La
historia de las tabernas madrileñas está tejida de pequeñas andanzas de sujetos
con tantas vidas como los gatos callejeros. El Juli en su Aranjuez de siempre,
ha creado una leyenda, desde un kiosco en el que coqueteó con la mala vida.
Luego vino la entrega al producto de delicadeza y de lujuria tabernaria. Aguatinta
se llama el tabernáculo del Juli. Con la complicidad de Mari, la maga de la
cocina, con esa bonhomía y clase que le caracteriza, y que acompaña la
hiperactividad genial, zumbona y casta de este singular personaje.
Dicen
que donde hoy está enclavada la actual casa de comidas, venía
Goya a alojarse cuando con el favor del Palacio acudía a pintar. Estar aquí es sentirse parte de la historia de este
especial Sitio del Tajo. No solo, porque el espíritu de lo madrileño, que está
ligado de muchas complicidades con las proximidades toledanas y con los caminos
que llevaban a la Corte, aquí rezuma.
Los carboncillos
de la planta superior, que todavía necesitan ser autenticados, y que
parecen obra del aragonés, son un aureola de leyenda que sobrevuela un rincón
gastronómico de culto. Desde 2015, gran parte de las historias de buena vida de
este territorio aparentemente próspero, pero a veces olvidado del Sureste
madrileño, tienen parada y fonda en un restaurante que tiene hechuras
ambiciosas a pesar de su declarada sencillez.
El
festival de las alegrías tiene su origen en la anchoa
buena, que se matrimonia con el boquerón cuando llega el caso, la mojama, la
chacinería de salivar, y todas las golosinas que se le ocurren al Juli como
visionario, para homenaje de los vagabundos que recalan ahí. Todo comienza en
una barra-barra, de las de espuela y tentetieso.
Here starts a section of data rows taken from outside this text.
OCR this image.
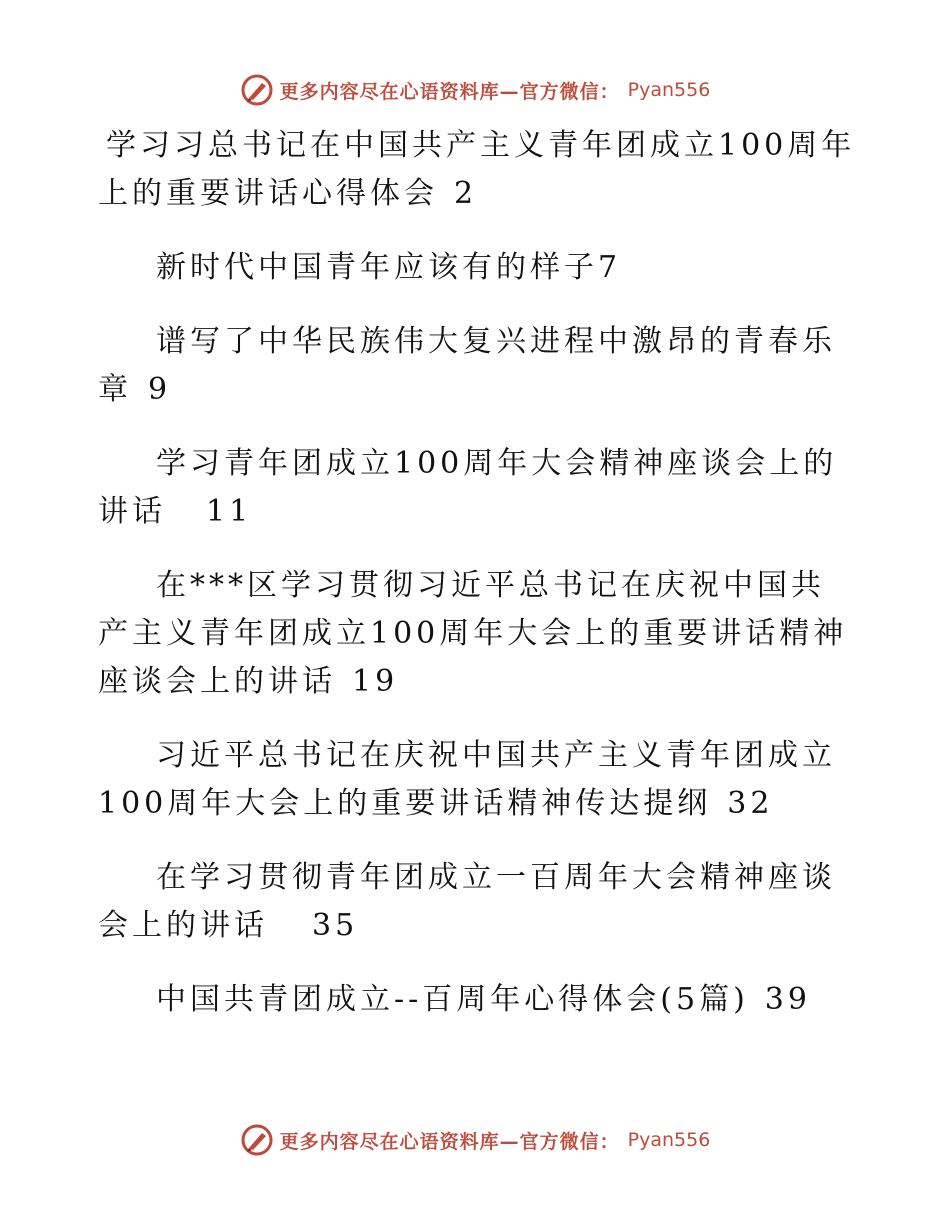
更多内容尽在心语资料库—官方微信： Pyan556

学习习总书记在中国共产主义青年团成立100周年上的重要讲话心得体会 2

新时代中国青年应该有的样子7

谱写了中华民族伟大复兴进程中激昂的青春乐章 9

学习青年团成立100周年大会精神座谈会上的讲话 11

在***区学习贯彻习近平总书记在庆祝中国共产主义青年团成立100周年大会上的重要讲话精神座谈会上的讲话 19

习近平总书记在庆祝中国共产主义青年团成立100周年大会上的重要讲话精神传达提纲 32

在学习贯彻青年团成立一百周年大会精神座谈会上的讲话 35

中国共青团成立--百周年心得体会(5篇) 39

更多内容尽在心语资料库—官方微信： Pyan556
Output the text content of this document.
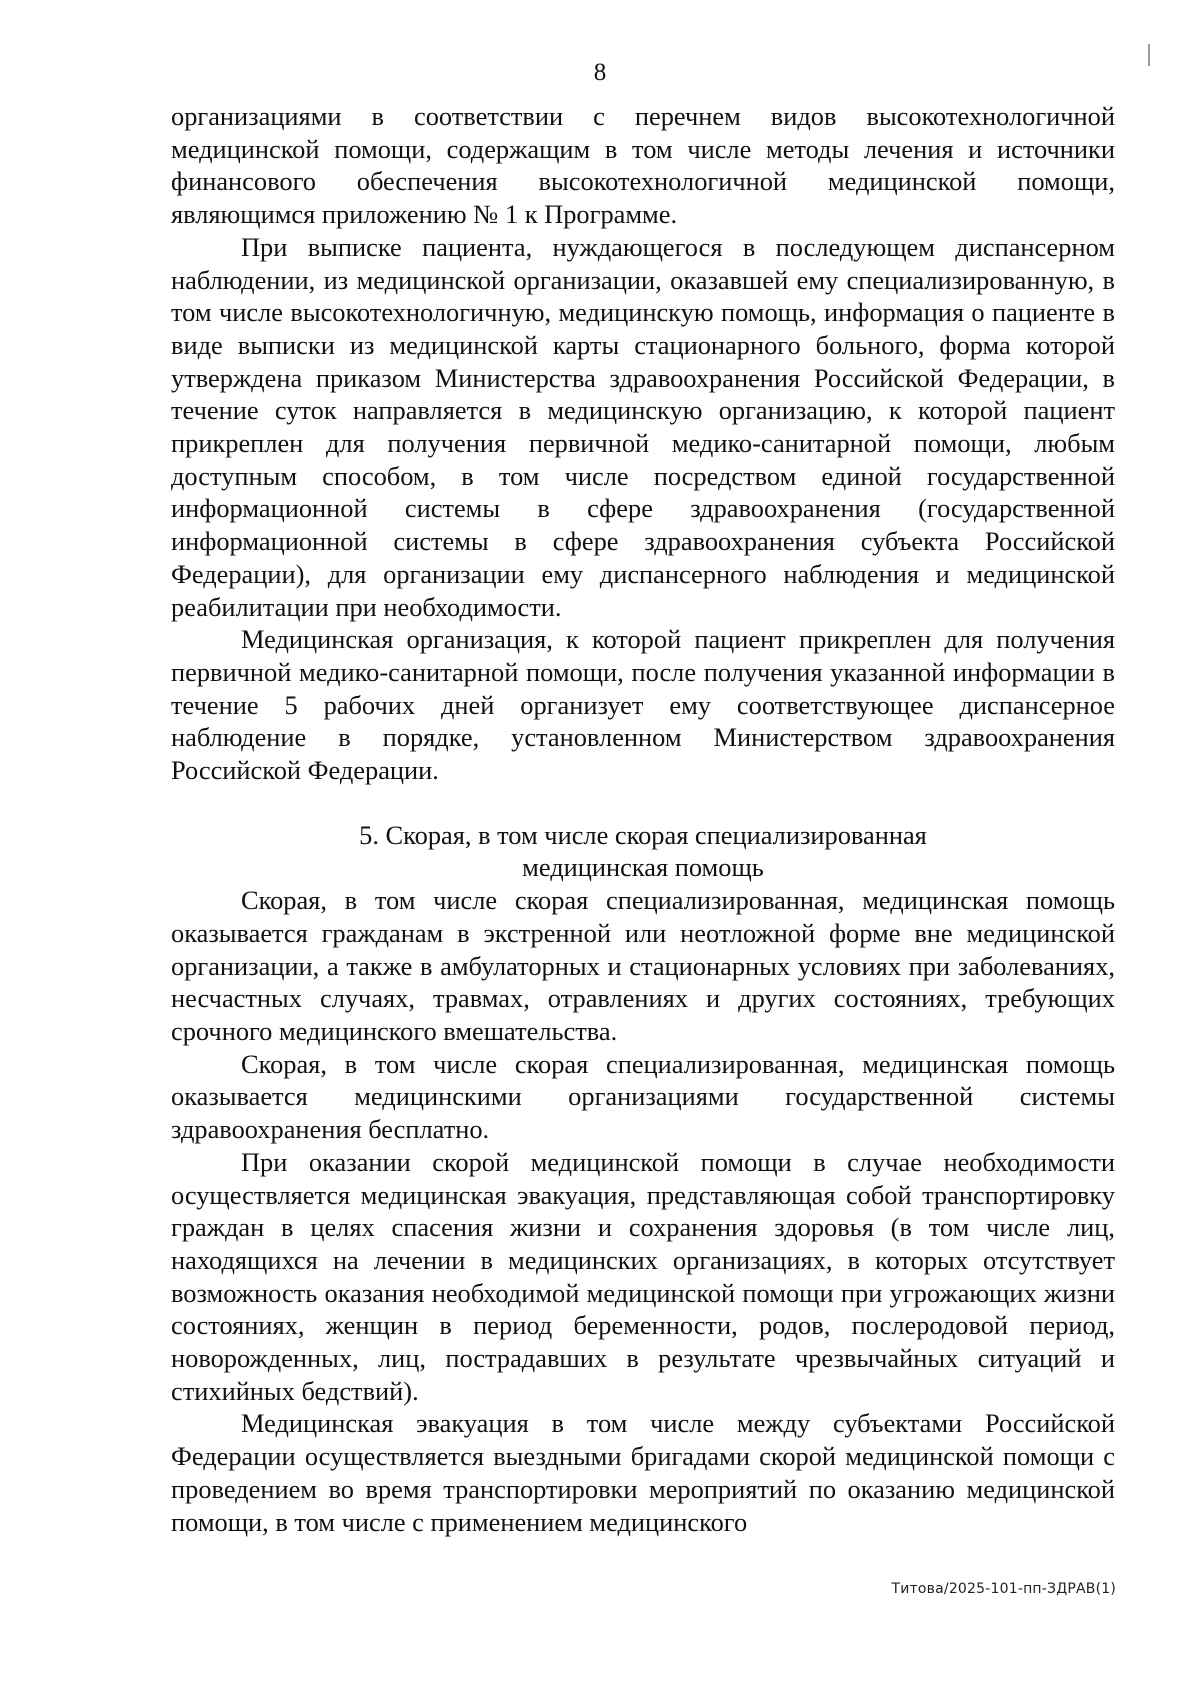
8

организациями в соответствии с перечнем видов высокотехнологичной медицинской помощи, содержащим в том числе методы лечения и источники финансового обеспечения высокотехнологичной медицинской помощи, являющимся приложению № 1 к Программе.

При выписке пациента, нуждающегося в последующем диспансерном наблюдении, из медицинской организации, оказавшей ему специализированную, в том числе высокотехнологичную, медицинскую помощь, информация о пациенте в виде выписки из медицинской карты стационарного больного, форма которой утверждена приказом Министерства здравоохранения Российской Федерации, в течение суток направляется в медицинскую организацию, к которой пациент прикреплен для получения первичной медико-санитарной помощи, любым доступным способом, в том числе посредством единой государственной информационной системы в сфере здравоохранения (государственной информационной системы в сфере здравоохранения субъекта Российской Федерации), для организации ему диспансерного наблюдения и медицинской реабилитации при необходимости.

Медицинская организация, к которой пациент прикреплен для получения первичной медико-санитарной помощи, после получения указанной информации в течение 5 рабочих дней организует ему соответствующее диспансерное наблюдение в порядке, установленном Министерством здравоохранения Российской Федерации.

5. Скорая, в том числе скорая специализированная
медицинская помощь

Скорая, в том числе скорая специализированная, медицинская помощь оказывается гражданам в экстренной или неотложной форме вне медицинской организации, а также в амбулаторных и стационарных условиях при заболеваниях, несчастных случаях, травмах, отравлениях и других состояниях, требующих срочного медицинского вмешательства.

Скорая, в том числе скорая специализированная, медицинская помощь оказывается медицинскими организациями государственной системы здравоохранения бесплатно.

При оказании скорой медицинской помощи в случае необходимости осуществляется медицинская эвакуация, представляющая собой транспортировку граждан в целях спасения жизни и сохранения здоровья (в том числе лиц, находящихся на лечении в медицинских организациях, в которых отсутствует возможность оказания необходимой медицинской помощи при угрожающих жизни состояниях, женщин в период беременности, родов, послеродовой период, новорожденных, лиц, пострадавших в результате чрезвычайных ситуаций и стихийных бедствий).

Медицинская эвакуация в том числе между субъектами Российской Федерации осуществляется выездными бригадами скорой медицинской помощи с проведением во время транспортировки мероприятий по оказанию медицинской помощи, в том числе с применением медицинского

Титова/2025-101-пп-ЗДРАВ(1)
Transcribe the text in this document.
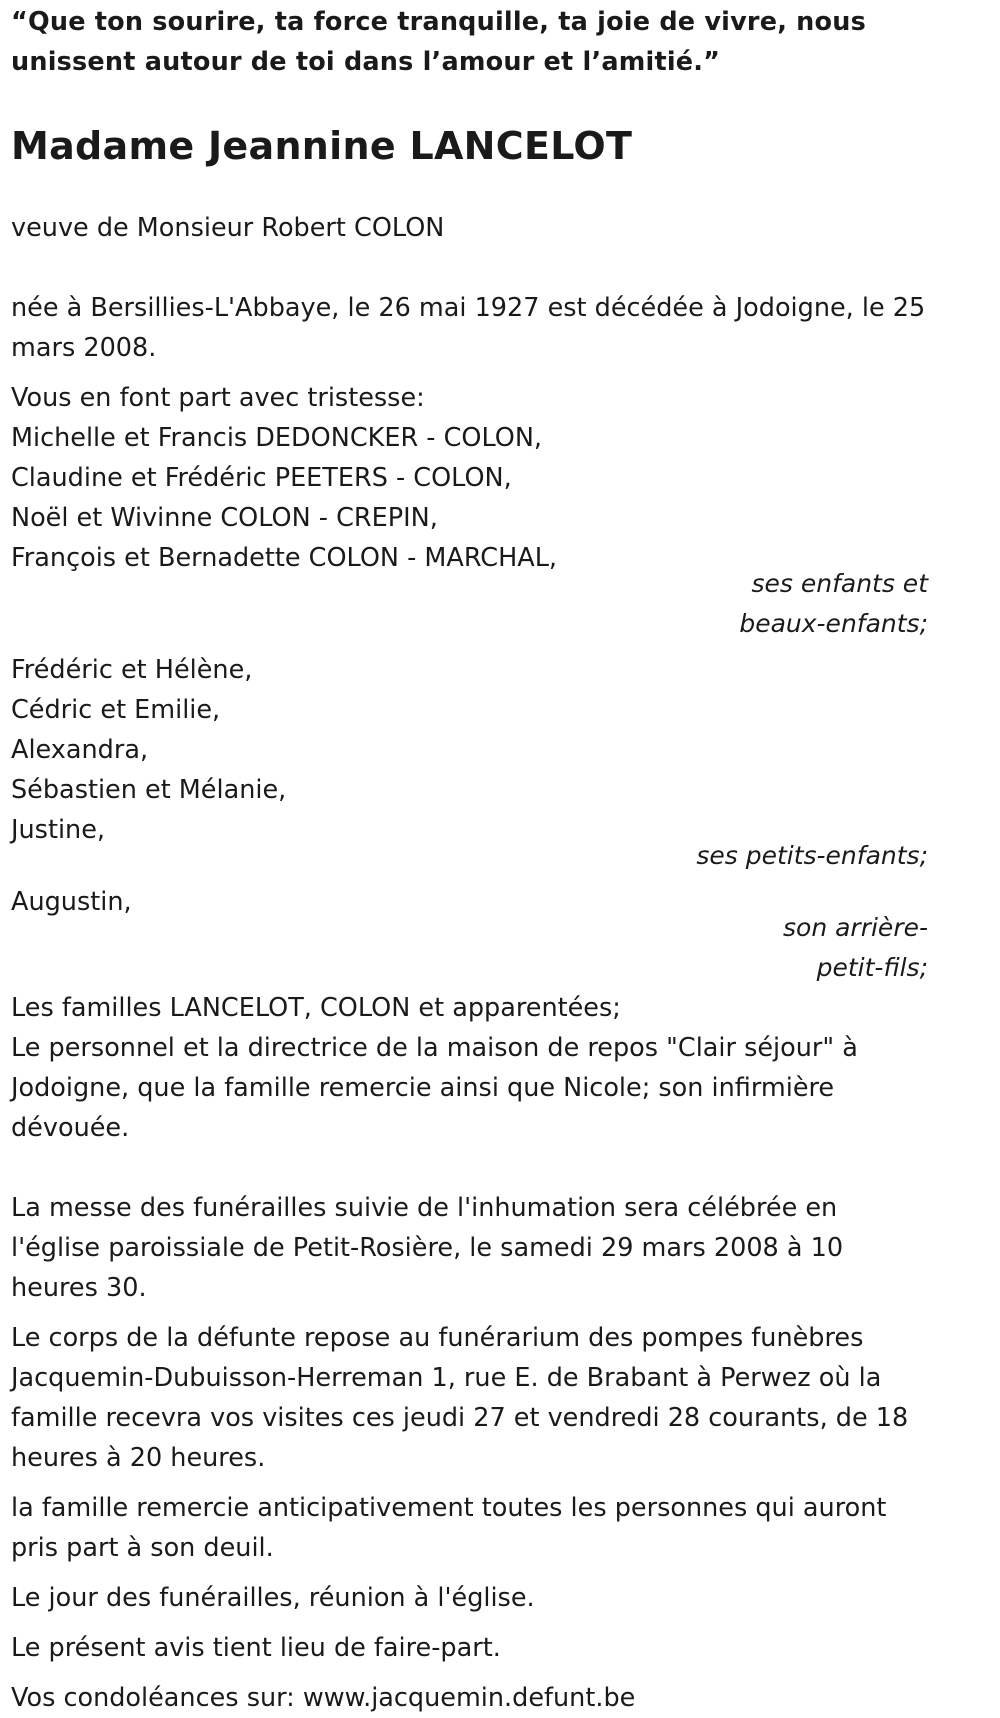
“Que ton sourire, ta force tranquille, ta joie de vivre, nous unissent autour de toi dans l’amour et l’amitié.”

Madame Jeannine LANCELOT

veuve de Monsieur Robert COLON

née à Bersillies-L'Abbaye, le 26 mai 1927 est décédée à Jodoigne, le 25 mars 2008.

Vous en font part avec tristesse:
Michelle et Francis DEDONCKER - COLON,
Claudine et Frédéric PEETERS - COLON,
Noël et Wivinne COLON - CREPIN,
François et Bernadette COLON - MARCHAL,
ses enfants et
beaux-enfants;
Frédéric et Hélène,
Cédric et Emilie,
Alexandra,
Sébastien et Mélanie,
Justine,
ses petits-enfants;
Augustin,
son arrière-
petit-fils;
Les familles LANCELOT, COLON et apparentées;
Le personnel et la directrice de la maison de repos "Clair séjour" à Jodoigne, que la famille remercie ainsi que Nicole; son infirmière dévouée.

La messe des funérailles suivie de l'inhumation sera célébrée en l'église paroissiale de Petit-Rosière, le samedi 29 mars 2008 à 10 heures 30.

Le corps de la défunte repose au funérarium des pompes funèbres Jacquemin-Dubuisson-Herreman 1, rue E. de Brabant à Perwez où la famille recevra vos visites ces jeudi 27 et vendredi 28 courants, de 18 heures à 20 heures.

la famille remercie anticipativement toutes les personnes qui auront pris part à son deuil.

Le jour des funérailles, réunion à l'église.

Le présent avis tient lieu de faire-part.

Vos condoléances sur: www.jacquemin.defunt.be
Los camarones que se sirven aquí, nada tienen que envidiar con las
marisquerías postineras del foro
Y
así, deslizarse cuando el tiempo se detiene, por un patio donde uno imagina
decadentes aristócratas y ministriles y chupatintas como los que hoy pagan
impuestos en Madrid. Parece increíble la habilidad que tienen en este rincón
para pescar delicias náuticas. Los camarones que se sirven aquí, nada tienen
que envidiar con las marisquerías postineras del foro. Por no hablar del rodaballo,
que parece que quiere competir con los de Guetaria. El gracejo y la picaresca son las aliadas del Juli.
Una
risa, una palmada en la espalda, y una de callos
o mollejas, te invitan a salir corriendo del confort familiar, y a jugarte a
los chinos tu futuro incierto. La calle Almíbar, que desemboca inevitablemente
en el coso bicentenario de Aranjuez, empieza a ser una pasarela de muchas
felicidades. Al frente de la misma, como un capitán sin barco y con el rumbo
enderezado después de los tropiezos de las juventudes largas, muy largas, está
El Juli.
Y
se le llena el alma de trufas,
de guisantes, de huevos dulcemente pochados. Mientras, escruta Mari con mirada socarrona, y marca el
territorio para que lleguen amigos, familias y algún perdulario de épocas
pasadas. O se coja el camino que lleva a Etxebarri, Sacha, o los sitios que
quieren compartir estos taberneros enrazados con el Gato. Porque la lengua
tabernaria de Madrid solo tiene una frontera, esa que el Juli decidió cruzar en
Aguatinta. Vinos, champú, la caña de rigor, y déjese llevar por este “casta”.